输出: "<b><i>hello world</i></b>"
I roughly understand about decorators and how it works with one of it in most examples.
我大致了解了装饰器以及它在大多数示例中如何与其中一个一起工作。
In this example, there are 2 of it. From the output, it seems that @make_italicexecutes first, then @make_bold.
在这个例子中,有 2 个。从输出来看,似乎@make_italic先执行,然后@make_bold.
Does this mean that for decorated functions, it will first run the function first then moving towards to the top for other decorators? Like @make_italicfirst then @make_bold, instead of the opposite.
这是否意味着对于装饰函数,它会首先运行该函数,然后移动到其他装饰器的顶部?像@make_italicfirst then @make_bold,而不是相反。
So this means that it is different from the norm of top-down approach in most programming lang? Just for this case of decorator? Or am I wrong?

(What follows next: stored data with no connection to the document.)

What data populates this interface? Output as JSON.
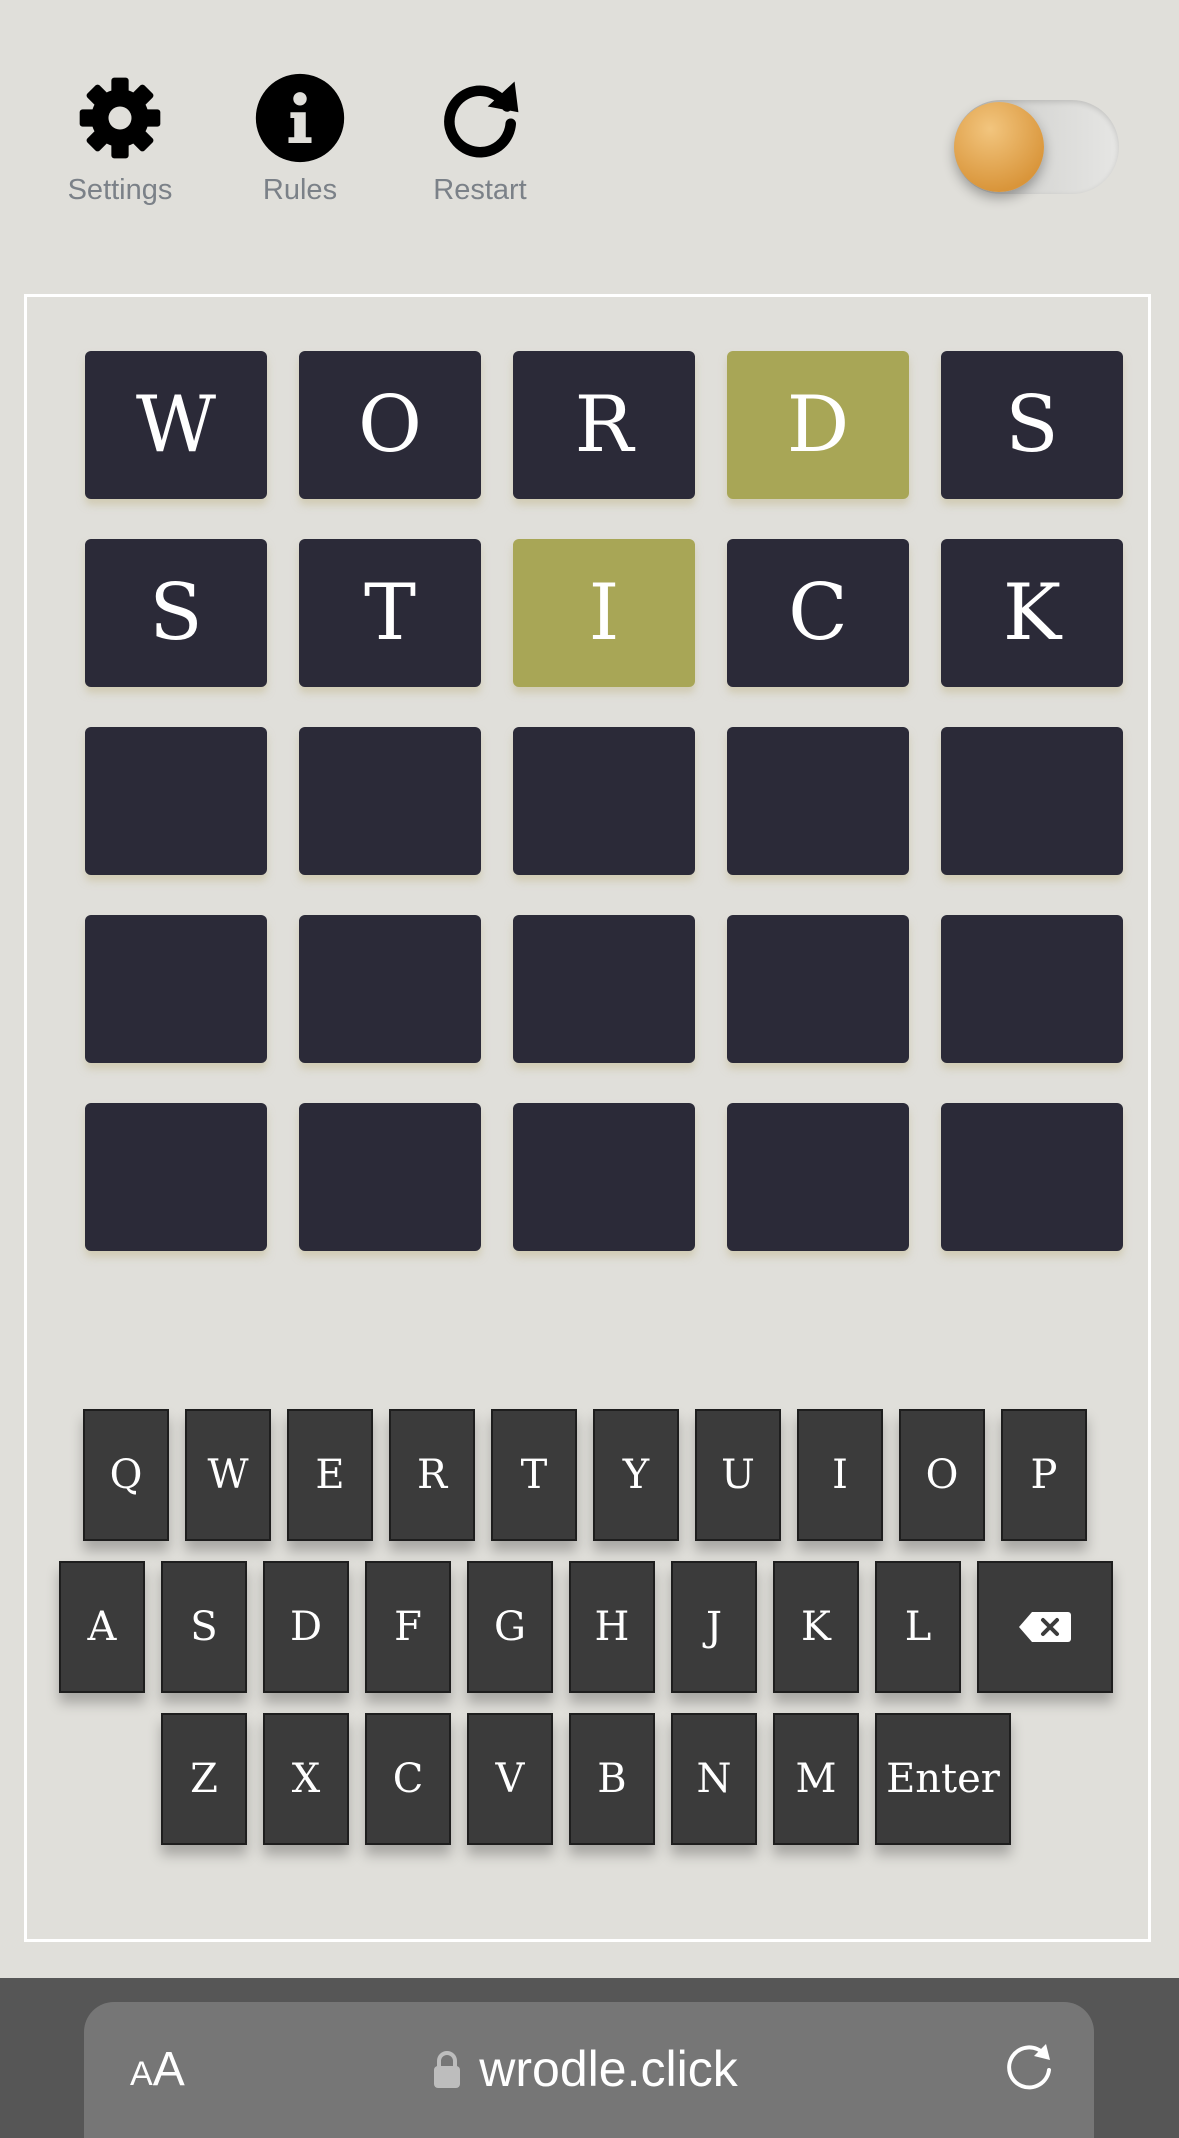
{
  "toolbar": {
    "settings_label": "Settings",
    "rules_label": "Rules",
    "restart_label": "Restart"
  },
  "theme_toggle": {
    "state": "off",
    "knob_color": "#d9953a"
  },
  "colors": {
    "background": "#e0dfda",
    "tile_empty": "#2b2a38",
    "tile_present": "#a8a656",
    "key": "#3b3b3b"
  },
  "board": {
    "rows": [
      [
        {
          "letter": "W",
          "state": "absent"
        },
        {
          "letter": "O",
          "state": "absent"
        },
        {
          "letter": "R",
          "state": "absent"
        },
        {
          "letter": "D",
          "state": "present"
        },
        {
          "letter": "S",
          "state": "absent"
        }
      ],
      [
        {
          "letter": "S",
          "state": "absent"
        },
        {
          "letter": "T",
          "state": "absent"
        },
        {
          "letter": "I",
          "state": "present"
        },
        {
          "letter": "C",
          "state": "absent"
        },
        {
          "letter": "K",
          "state": "absent"
        }
      ],
      [
        {
          "letter": "",
          "state": "empty"
        },
        {
          "letter": "",
          "state": "empty"
        },
        {
          "letter": "",
          "state": "empty"
        },
        {
          "letter": "",
          "state": "empty"
        },
        {
          "letter": "",
          "state": "empty"
        }
      ],
      [
        {
          "letter": "",
          "state": "empty"
        },
        {
          "letter": "",
          "state": "empty"
        },
        {
          "letter": "",
          "state": "empty"
        },
        {
          "letter": "",
          "state": "empty"
        },
        {
          "letter": "",
          "state": "empty"
        }
      ],
      [
        {
          "letter": "",
          "state": "empty"
        },
        {
          "letter": "",
          "state": "empty"
        },
        {
          "letter": "",
          "state": "empty"
        },
        {
          "letter": "",
          "state": "empty"
        },
        {
          "letter": "",
          "state": "empty"
        }
      ]
    ]
  },
  "keyboard": {
    "rows": [
      [
        "Q",
        "W",
        "E",
        "R",
        "T",
        "Y",
        "U",
        "I",
        "O",
        "P"
      ],
      [
        "A",
        "S",
        "D",
        "F",
        "G",
        "H",
        "J",
        "K",
        "L",
        "backspace-icon"
      ],
      [
        "Z",
        "X",
        "C",
        "V",
        "B",
        "N",
        "M",
        "Enter"
      ]
    ]
  },
  "browser": {
    "text_size_label_small": "A",
    "text_size_label_big": "A",
    "url": "wrodle.click"
  }
}
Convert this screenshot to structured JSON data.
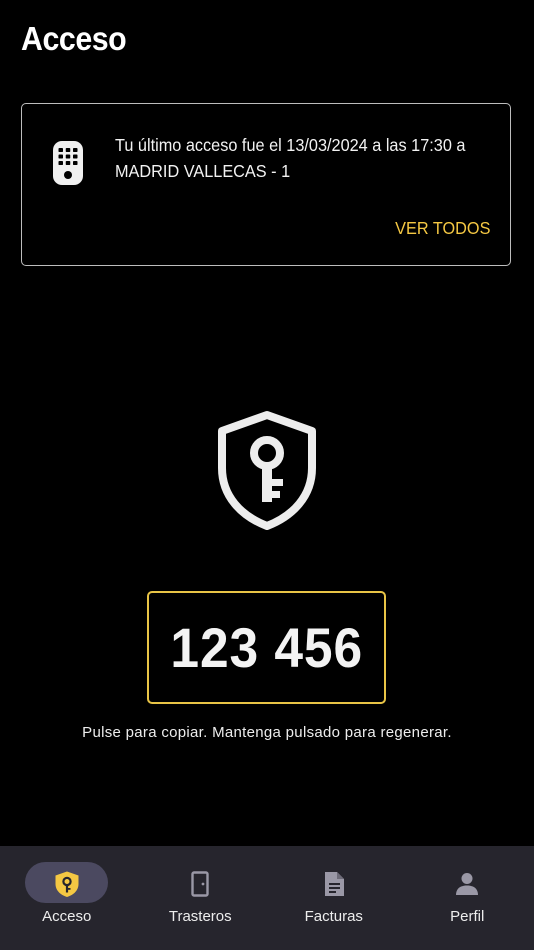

所以这意味着它与大多数编程语言中自顶向下方法的规范不同?仅针对这种装饰器?还是我错了?
采纳答案by Martijn Pieters
Decorators wrapthe function they are decorating. So make_bolddecorated the result of the make_italicdecorator, which decorated the hellofunction.
装饰器包装他们正在装饰的函数。所以make_bold装饰了make_italic装饰器的结果,装饰器装饰了hello函数。
The @decoratorsyntax is really just syntactic sugar; the following:
该@decorator语法真的只是语法糖; 下列:
@decorator
def decorated_function():
# ...
is really executed as:
真正执行为:
def decorated_function():
# ...
decorated_function = decorator(decorated_function)
replacing the original decorated_functionobject with whatever decorator()returned.
用返回的decorated_function任何内容替换原始对象decorator()。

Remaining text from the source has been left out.